Partway through his hum bio studies, Scott Hornbeak had to scrap the plans he was making to study chimpanzees with Jane Goodall. In 1975, rebels kidnapped four research assistants—three of them Stanford students—from her famous fieldwork site in Tanzania, and the flow of American and European students and researchers to the Gombe Stream Research Center halted abruptly.
Hornbeak felt he was a "lost soul" as a junior—until his adviser suggested he volunteer at what was then called the Children's Hospital at Stanford and explore an alternative interest in physical therapy. There he hit on a career that has made a difference in the lives of thousands.
Hornbeak directs the Orthotics and Prosthetics Program at Cal State-Dominguez Hills, the only education program of its kind in California. "A person who's never worn a brace—they get up out of their wheelchair and walk for the first time. I never get tired of that even after 30 years," says Hornbeak. The profession has turned out to be a perfect fit, combining the skills of an artist, an engineer and a psychologist.
Prosthetics is a growing field, Hornbeak says, not so much because of returning war veterans (historically, an incentive to advances in artificial limbs), but because an aging and increasingly obese population has greater health problems. The program expects to graduate 48 students this year.
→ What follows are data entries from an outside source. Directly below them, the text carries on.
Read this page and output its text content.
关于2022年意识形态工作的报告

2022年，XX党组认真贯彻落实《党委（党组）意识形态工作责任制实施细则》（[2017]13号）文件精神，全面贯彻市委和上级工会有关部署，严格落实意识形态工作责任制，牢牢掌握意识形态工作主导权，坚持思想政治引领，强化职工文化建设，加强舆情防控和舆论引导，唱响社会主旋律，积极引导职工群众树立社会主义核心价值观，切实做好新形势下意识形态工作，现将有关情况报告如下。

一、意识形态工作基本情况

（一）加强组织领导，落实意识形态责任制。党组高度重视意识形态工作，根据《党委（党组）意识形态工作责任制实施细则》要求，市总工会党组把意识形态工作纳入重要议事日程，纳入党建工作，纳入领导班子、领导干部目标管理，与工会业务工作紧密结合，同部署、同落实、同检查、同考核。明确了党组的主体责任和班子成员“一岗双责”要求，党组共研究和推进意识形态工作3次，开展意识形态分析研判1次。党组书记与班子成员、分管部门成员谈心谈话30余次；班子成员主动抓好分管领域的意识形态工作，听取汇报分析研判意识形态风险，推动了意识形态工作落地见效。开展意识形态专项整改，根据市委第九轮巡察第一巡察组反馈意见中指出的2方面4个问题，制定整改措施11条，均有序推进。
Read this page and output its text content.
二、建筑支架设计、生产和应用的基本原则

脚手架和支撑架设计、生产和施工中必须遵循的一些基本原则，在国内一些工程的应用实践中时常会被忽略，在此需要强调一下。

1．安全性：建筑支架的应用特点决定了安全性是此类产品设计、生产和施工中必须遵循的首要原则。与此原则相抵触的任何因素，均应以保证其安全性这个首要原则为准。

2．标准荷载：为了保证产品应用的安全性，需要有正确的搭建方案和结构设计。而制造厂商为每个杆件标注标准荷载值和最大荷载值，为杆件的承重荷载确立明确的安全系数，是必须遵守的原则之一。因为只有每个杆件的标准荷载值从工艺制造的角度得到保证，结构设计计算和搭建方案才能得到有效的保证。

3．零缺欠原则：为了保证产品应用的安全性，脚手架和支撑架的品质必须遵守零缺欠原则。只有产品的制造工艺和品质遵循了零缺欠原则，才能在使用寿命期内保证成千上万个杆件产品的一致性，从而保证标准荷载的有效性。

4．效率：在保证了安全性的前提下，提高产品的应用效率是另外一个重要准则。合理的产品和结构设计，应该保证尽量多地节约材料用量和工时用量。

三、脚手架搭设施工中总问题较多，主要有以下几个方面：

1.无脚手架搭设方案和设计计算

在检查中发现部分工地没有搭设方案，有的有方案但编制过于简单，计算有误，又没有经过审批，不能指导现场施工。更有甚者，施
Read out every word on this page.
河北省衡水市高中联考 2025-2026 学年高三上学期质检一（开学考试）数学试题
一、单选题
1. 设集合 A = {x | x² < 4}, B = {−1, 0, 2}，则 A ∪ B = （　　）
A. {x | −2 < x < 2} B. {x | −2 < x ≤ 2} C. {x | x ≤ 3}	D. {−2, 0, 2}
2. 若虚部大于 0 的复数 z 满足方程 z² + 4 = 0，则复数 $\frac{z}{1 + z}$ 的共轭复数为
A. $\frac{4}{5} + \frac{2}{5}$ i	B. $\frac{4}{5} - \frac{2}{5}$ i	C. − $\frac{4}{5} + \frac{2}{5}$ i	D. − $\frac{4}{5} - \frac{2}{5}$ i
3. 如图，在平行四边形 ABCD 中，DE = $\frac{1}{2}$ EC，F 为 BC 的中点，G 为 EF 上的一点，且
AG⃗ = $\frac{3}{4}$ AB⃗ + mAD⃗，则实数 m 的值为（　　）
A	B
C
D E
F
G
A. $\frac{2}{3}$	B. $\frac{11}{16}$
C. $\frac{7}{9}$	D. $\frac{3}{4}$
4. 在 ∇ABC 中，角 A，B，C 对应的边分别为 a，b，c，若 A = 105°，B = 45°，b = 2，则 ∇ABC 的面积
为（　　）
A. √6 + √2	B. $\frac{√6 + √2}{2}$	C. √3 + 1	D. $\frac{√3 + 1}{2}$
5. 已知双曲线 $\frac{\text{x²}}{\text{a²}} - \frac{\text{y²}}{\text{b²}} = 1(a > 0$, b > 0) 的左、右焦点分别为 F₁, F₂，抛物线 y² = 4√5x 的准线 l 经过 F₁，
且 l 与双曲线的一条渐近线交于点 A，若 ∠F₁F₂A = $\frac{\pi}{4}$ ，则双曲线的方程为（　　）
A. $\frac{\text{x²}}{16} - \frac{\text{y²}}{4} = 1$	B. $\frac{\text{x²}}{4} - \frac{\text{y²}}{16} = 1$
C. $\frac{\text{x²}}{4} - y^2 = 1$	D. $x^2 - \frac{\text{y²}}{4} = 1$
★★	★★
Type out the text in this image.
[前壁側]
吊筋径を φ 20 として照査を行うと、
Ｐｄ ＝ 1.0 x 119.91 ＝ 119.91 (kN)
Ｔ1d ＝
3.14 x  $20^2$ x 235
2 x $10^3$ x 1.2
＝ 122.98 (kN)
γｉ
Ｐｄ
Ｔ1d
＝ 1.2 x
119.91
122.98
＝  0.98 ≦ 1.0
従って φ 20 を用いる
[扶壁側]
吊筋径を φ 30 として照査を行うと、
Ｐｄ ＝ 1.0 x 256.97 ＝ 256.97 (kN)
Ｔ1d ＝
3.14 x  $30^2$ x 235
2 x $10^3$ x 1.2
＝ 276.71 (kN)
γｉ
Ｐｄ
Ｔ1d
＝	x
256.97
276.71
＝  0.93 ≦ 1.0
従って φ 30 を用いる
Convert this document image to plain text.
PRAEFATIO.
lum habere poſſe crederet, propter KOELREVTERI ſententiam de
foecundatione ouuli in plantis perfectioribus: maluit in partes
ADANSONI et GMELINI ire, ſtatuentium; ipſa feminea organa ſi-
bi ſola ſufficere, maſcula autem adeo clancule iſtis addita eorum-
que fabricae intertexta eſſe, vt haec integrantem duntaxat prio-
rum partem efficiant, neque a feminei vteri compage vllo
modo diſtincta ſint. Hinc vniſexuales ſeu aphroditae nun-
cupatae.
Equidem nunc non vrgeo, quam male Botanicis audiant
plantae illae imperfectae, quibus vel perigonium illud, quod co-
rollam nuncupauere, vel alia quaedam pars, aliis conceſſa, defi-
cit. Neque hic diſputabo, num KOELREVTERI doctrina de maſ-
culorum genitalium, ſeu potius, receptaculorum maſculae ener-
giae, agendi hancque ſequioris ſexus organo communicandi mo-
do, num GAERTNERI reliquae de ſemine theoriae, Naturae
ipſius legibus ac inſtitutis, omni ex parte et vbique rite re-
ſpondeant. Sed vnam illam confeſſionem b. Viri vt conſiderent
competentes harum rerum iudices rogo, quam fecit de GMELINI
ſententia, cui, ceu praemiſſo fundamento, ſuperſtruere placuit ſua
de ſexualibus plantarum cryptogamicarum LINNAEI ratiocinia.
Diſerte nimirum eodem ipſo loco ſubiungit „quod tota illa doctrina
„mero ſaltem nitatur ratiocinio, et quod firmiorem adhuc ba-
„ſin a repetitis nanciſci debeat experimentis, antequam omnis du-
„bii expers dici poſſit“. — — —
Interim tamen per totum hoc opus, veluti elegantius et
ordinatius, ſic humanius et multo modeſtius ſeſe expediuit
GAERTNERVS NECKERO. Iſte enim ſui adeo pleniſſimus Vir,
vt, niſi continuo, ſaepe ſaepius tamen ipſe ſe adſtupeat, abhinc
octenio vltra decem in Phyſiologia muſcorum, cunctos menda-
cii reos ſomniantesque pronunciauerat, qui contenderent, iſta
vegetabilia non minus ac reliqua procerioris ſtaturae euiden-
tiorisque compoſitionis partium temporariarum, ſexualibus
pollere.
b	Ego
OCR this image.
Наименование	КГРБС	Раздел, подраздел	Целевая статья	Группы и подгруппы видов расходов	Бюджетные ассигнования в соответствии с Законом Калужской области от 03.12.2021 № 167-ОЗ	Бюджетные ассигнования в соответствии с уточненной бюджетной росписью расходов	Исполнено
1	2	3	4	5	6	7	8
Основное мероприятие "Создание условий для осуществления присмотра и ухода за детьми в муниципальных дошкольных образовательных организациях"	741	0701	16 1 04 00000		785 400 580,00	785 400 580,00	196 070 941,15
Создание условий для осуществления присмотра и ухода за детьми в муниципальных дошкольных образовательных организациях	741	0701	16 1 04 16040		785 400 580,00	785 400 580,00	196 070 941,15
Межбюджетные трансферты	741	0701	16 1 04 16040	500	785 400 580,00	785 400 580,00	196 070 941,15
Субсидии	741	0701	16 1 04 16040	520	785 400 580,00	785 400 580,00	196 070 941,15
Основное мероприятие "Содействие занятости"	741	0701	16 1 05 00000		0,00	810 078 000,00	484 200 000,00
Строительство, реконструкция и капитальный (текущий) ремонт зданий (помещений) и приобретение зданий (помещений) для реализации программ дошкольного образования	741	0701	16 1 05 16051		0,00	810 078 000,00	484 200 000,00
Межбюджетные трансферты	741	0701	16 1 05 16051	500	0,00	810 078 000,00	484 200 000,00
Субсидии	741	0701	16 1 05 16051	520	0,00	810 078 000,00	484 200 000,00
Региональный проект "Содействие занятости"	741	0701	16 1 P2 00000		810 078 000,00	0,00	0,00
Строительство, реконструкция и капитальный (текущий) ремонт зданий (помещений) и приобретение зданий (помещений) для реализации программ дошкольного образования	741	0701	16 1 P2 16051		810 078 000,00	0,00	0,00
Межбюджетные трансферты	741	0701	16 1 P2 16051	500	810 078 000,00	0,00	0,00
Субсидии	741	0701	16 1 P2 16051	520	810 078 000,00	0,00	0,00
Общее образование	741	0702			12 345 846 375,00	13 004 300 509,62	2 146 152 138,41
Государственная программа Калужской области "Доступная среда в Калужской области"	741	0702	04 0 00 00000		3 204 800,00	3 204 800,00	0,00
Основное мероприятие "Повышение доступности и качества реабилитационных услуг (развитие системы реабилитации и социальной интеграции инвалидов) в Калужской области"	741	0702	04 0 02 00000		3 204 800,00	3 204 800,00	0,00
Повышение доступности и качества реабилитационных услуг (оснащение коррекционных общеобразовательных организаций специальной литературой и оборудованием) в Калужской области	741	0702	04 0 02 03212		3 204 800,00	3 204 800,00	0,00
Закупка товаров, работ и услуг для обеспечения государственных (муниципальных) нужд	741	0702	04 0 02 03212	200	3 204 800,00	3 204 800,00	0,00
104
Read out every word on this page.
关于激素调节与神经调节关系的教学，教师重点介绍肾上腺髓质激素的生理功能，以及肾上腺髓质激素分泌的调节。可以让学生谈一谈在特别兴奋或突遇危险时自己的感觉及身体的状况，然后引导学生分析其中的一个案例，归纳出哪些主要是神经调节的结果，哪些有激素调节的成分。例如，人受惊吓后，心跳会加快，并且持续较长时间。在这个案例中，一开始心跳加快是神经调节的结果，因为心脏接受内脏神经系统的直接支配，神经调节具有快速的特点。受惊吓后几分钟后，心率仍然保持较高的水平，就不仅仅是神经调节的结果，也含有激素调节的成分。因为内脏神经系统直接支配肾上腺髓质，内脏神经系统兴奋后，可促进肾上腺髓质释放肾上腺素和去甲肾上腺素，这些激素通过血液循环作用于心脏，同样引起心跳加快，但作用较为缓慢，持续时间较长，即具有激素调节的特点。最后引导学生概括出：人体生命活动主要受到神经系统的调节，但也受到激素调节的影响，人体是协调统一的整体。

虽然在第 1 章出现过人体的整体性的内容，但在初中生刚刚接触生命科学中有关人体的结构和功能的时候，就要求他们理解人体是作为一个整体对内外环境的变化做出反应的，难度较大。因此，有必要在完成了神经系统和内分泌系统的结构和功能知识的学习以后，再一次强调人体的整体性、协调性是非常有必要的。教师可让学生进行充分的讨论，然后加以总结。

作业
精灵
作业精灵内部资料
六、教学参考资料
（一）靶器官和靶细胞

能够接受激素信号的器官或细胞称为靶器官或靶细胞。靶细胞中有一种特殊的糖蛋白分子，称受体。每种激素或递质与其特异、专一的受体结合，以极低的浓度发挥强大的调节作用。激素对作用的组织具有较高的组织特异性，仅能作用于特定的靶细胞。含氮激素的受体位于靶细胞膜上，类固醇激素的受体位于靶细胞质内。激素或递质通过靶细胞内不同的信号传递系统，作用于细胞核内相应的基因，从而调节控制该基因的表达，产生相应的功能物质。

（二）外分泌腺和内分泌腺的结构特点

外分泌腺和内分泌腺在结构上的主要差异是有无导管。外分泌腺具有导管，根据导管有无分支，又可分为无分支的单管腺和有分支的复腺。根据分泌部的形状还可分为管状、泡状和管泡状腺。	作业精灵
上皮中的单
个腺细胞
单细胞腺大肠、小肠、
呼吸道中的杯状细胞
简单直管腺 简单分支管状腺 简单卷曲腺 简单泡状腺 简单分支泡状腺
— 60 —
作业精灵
In the classrooms and labs at the Veterans Administration Hospital in Long Beach, prosthetics students work with people who have lost a limb. They craft each device to the individual's body, fitting it with their hands and walking with the patient to determine how well it works. Then they go back to the lab to make improvements: a leg with a smoother gait or a more comfortable fit. Several of the students themselves walk with prostheses.
"We don't treat people in isolation," says Hornbeak, who holds an MBA from UCLA and formerly was a vice president at NovaCare, a rehabilitation services company. "Thirty years ago, this field was widget-makers. We not so much treated people as made devices." Now, he says, his students learn to communicate with patients, helping them deal with loss and find a support system. "They try to assess not just physical capabilities but psychological motivations."
Hornbeak remembers a Stanford seminar on population issues with professors Paul Ehrlich, Donald Kennedy and Luigi Cavalli-Sforza, in which they decried a future of haves and have-nots. "There was this goal then in Human Biology of going out and making a difference, and I think that has stayed with me all these years," says Hornbeak, who lives with his wife and two sons in Orange County. "That has landed right here in this department."